The White House on Tuesday officially nominated Marvin Adams to succeed Charles Verdon as the top weapons official at National Nuclear Security Administration headquarters in Washington, according to an evening press release.

The White House sent Adams’ nomination to the Senate nearly a month after announcing its intention to make him the next deputy administrator for defense programs.

The National Nuclear Security Administration is the semiautonomous, $20-billion-a-year Department of Energy agency in charge of nuclear weapons maintenance and modernization.

As of late Tuesday, the Senate Armed Services Committee had yet to schedule a nomination hearing for Adams, a professor at Texas A&M University who is also an adviser or observer for the management and operations contractors of the Lawrence Livermore and Los Alamos National Laboratories.

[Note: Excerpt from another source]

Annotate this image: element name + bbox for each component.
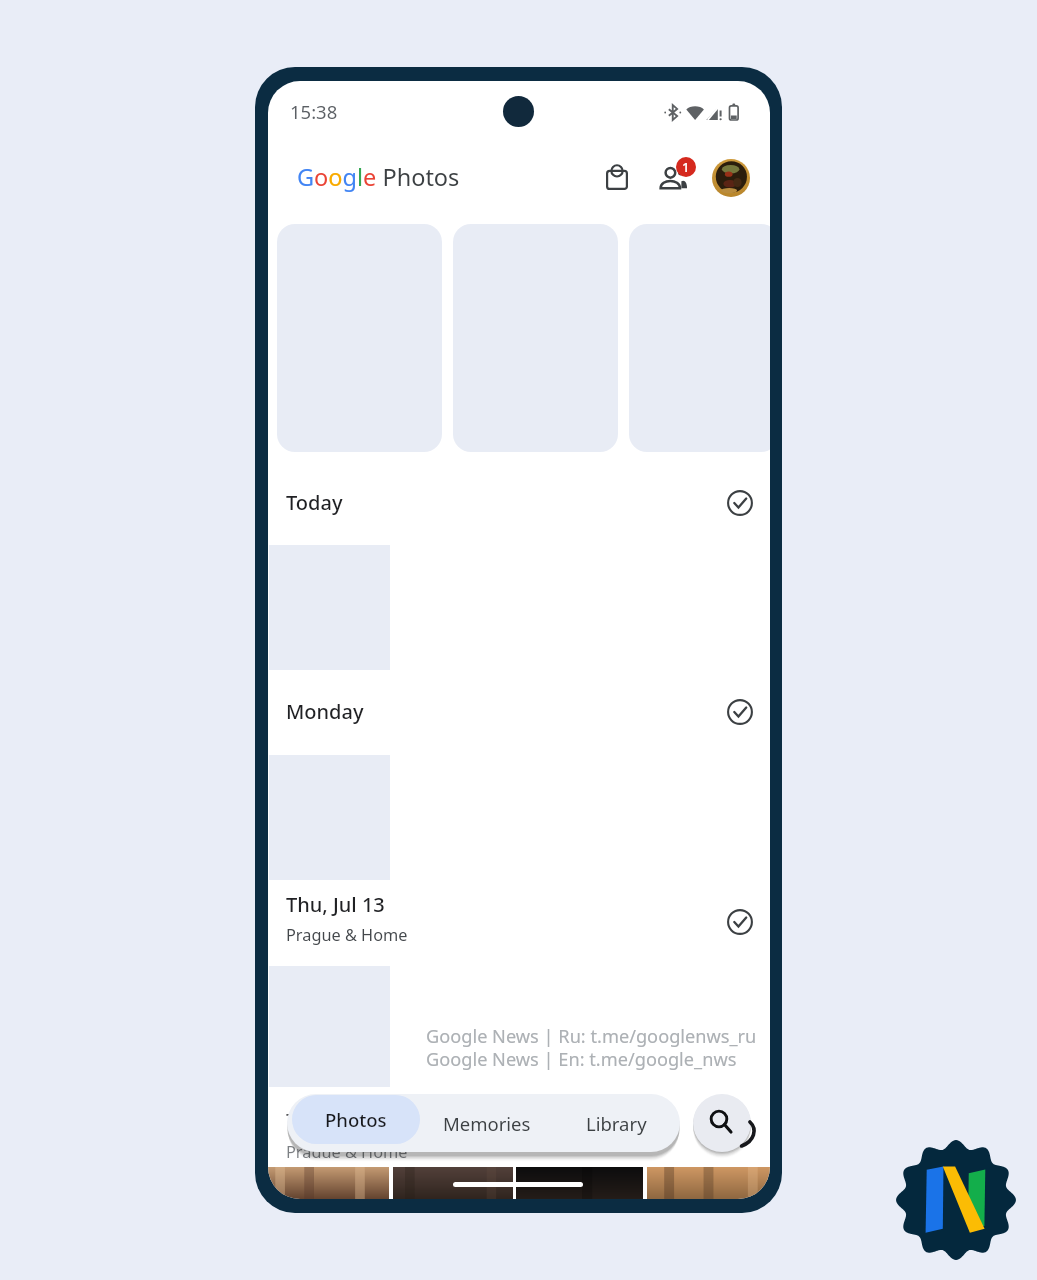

Adams has a PhD and a master’s degree in nuclear engineering from the University of Michigan, according to his scholar profile at A&M.

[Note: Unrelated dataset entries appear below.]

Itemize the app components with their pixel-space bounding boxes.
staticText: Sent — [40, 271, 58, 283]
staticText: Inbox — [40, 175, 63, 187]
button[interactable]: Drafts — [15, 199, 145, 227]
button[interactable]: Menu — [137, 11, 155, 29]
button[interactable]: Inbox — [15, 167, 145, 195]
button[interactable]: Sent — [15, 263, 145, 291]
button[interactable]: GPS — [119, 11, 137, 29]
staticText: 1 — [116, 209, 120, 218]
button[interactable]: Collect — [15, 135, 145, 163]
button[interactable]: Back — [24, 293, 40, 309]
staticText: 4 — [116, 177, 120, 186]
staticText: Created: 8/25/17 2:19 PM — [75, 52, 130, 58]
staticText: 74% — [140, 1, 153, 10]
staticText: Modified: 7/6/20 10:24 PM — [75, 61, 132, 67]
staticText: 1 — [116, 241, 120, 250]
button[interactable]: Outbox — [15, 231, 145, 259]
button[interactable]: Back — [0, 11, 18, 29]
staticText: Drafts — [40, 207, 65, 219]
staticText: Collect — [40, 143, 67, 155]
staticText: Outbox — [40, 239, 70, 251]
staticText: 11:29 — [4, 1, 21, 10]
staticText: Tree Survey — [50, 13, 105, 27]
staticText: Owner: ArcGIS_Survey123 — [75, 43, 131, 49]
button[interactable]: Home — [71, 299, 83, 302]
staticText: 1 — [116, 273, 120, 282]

Although the Senate has been bogged down in a legislative logjam over President Biden’s domestic spending agenda, the clog briefly cleared last year to allow one senior National Nuclear Security Administration nominee through for what turned out to be an uncontroversial, bipartisan confirmation. 

That was Corey Hinderstein, who cleared the Senate Nov. 30 after Sen. Angus King (I-Maine), who caucuses with Democrats, brought her nomination to the floor and got unanimous consent to confirm it.

If confirmed, Adams will round out the Biden administration’s picks for the four politically appointed NNSA headquarters leaders. Jill Hruby, the administrator, was first, followed by Frank Rose, her deputy, and then Hinderstein, the deputy administrator for defense nuclear nonproliferation.